Technical analysis

GBP/USD Outlook: Sideways Pause May Mark End of Correction, Bulls Eye 1.3672–1.3733

The British pound (GBP/USD) spent most of Tuesday moving sideways, despite the release of weaker-than-expected UK services and manufacturing PMI data. Both indices not only declined in September but also came in significantly below forecasts. Under normal circumstances, this would have fueled further selling pressure on the pound, especially since the pair had already been falling for several consecutive days. However, the currency managed to hold its ground, suggesting that the correction phase may be nearing an end.

The pound’s earlier decline was primarily driven by renewed budget concerns in the UK, alongside weakness in the euro, which spilled over into sterling. Fundamentally, the latest Federal Reserve meeting carried a dovish tone, signalling readiness for further rate cuts, while the Bank of England’s stance was more neutral. Some market participants interpreted the BoE’s position as slightly dovish, but given persistent inflation nearly double the 2% target, the likelihood of additional aggressive easing is questionable. Another rate cut risks fuelling inflation further, which would undermine the Bank of England’s credibility in inflation targeting.

Budget imbalances remain a challenge for the UK economy. Rising government spending paired with sluggish revenue growth leaves the BoE in a difficult position: further monetary easing risks driving inflation even higher, while tightening could add to already weak economic growth.

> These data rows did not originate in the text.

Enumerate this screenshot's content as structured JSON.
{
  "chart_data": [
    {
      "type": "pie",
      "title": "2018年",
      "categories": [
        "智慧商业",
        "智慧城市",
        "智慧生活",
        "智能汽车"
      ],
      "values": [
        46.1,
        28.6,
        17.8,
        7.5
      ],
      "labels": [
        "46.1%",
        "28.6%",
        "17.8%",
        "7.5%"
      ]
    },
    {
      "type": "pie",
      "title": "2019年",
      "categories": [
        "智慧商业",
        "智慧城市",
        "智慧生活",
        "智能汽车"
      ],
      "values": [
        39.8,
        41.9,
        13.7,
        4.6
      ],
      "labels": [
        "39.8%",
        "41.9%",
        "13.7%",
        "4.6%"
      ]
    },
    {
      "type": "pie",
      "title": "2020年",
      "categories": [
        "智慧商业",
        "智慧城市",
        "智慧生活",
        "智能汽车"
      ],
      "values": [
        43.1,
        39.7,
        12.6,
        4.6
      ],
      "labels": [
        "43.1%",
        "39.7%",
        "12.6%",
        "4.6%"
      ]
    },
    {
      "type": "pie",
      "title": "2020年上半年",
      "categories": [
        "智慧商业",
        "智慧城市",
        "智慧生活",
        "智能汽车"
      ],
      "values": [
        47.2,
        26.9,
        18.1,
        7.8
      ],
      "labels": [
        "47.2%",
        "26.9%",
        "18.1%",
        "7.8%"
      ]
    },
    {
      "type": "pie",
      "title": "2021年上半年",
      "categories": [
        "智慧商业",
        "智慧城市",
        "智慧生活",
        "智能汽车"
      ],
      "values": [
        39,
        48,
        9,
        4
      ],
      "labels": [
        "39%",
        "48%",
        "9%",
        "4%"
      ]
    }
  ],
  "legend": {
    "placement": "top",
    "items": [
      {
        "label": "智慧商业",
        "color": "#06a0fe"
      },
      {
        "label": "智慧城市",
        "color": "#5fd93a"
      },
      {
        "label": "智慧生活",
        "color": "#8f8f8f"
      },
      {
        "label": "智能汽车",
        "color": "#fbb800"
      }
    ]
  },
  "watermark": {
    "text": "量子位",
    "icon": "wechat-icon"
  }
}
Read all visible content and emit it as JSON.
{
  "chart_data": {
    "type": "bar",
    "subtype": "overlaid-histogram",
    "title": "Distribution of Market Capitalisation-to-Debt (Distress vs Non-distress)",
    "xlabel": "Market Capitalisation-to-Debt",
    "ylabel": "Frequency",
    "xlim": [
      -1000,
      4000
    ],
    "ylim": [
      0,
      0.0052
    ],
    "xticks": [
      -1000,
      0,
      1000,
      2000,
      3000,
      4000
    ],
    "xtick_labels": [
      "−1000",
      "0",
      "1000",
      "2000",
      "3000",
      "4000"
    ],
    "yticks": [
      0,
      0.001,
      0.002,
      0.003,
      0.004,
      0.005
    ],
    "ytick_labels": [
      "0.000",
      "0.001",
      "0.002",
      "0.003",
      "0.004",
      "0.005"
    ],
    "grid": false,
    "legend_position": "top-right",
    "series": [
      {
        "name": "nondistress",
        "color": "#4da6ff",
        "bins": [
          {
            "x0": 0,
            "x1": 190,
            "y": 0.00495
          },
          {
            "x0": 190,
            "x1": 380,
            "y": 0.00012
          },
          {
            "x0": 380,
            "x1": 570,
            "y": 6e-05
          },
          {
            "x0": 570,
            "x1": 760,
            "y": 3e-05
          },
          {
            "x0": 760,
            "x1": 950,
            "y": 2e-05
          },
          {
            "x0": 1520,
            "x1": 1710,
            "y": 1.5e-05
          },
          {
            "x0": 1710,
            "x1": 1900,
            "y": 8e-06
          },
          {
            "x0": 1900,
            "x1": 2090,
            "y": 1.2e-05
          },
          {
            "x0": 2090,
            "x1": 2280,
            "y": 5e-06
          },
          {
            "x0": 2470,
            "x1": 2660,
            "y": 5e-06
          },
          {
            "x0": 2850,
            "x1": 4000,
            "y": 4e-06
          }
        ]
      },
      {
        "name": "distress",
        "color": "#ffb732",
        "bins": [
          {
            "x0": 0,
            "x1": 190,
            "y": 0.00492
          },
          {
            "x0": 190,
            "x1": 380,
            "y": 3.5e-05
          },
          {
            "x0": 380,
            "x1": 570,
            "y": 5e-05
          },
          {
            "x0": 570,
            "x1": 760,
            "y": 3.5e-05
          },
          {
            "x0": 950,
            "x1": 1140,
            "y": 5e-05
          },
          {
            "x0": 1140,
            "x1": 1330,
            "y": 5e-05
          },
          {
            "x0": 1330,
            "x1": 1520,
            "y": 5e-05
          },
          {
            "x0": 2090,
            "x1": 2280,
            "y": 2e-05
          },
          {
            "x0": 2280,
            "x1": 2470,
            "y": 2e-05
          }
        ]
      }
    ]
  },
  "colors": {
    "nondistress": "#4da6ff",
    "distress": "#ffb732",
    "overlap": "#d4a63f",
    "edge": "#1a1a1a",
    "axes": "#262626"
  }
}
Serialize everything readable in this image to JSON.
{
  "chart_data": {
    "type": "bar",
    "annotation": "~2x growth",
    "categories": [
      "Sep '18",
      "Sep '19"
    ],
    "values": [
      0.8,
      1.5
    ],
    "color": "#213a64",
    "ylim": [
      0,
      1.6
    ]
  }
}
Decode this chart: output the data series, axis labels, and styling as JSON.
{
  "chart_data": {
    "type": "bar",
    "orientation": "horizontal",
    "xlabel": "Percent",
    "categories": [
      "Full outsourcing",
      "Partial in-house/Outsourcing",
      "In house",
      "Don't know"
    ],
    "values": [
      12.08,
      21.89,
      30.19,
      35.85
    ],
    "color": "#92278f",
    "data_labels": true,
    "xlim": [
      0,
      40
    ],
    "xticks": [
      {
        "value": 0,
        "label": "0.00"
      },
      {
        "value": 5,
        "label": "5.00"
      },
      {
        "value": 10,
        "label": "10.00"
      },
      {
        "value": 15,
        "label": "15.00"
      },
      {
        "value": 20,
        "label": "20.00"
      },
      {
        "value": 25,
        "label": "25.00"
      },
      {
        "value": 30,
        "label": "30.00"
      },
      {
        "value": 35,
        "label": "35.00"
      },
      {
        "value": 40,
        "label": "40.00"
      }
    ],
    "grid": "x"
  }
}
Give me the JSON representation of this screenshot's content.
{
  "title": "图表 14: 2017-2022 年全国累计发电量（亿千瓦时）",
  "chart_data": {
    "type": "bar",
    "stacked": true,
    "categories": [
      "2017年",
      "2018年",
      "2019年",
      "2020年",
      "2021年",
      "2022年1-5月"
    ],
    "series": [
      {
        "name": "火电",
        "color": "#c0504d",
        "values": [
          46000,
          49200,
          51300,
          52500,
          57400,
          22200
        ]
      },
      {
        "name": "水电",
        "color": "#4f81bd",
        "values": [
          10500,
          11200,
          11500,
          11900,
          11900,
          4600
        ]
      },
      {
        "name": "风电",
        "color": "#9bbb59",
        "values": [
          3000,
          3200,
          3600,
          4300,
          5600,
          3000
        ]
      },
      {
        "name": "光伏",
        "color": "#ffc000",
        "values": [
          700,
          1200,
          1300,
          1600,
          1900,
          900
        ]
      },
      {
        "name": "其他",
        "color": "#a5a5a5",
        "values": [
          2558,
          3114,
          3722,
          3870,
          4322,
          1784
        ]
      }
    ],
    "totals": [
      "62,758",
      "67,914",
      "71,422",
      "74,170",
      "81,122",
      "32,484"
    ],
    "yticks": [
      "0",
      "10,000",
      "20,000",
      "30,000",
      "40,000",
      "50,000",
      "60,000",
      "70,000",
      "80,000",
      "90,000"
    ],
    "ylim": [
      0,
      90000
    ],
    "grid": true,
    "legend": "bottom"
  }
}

Nonetheless, compared to U.S. conditions, where fiscal and trade concerns continue to weigh on the dollar, the pound may remain comparatively supported in the medium term.

From a technical standpoint, GBP/USD has an average volatility of 89 points over the past five sessions, which is considered moderate. For Wednesday, September 24, the expected trading range is between 1.3427 and 1.3605. The senior linear regression channel points upward, signaling an ongoing uptrend, while the CCI indicator has again dipped into the oversold zone, suggesting a possible resumption of bullish momentum.

  • Support levels: 1.3489, 1.3428, 1.3367

  • Resistance levels: 1.3550, 1.3611, 1.3672

Trading Recommendations: As long as GBP/USD holds above the moving average, long positions remain preferable, with targets at 1.3672 and 1.3733. If the price falls below the moving average, small short positions can be considered, but only on a technical basis. Broader fundamentals continue to favour pound strength against the dollar, as U.S. policy and fiscal uncertainties limit the dollar’s ability to mount a sustained recovery.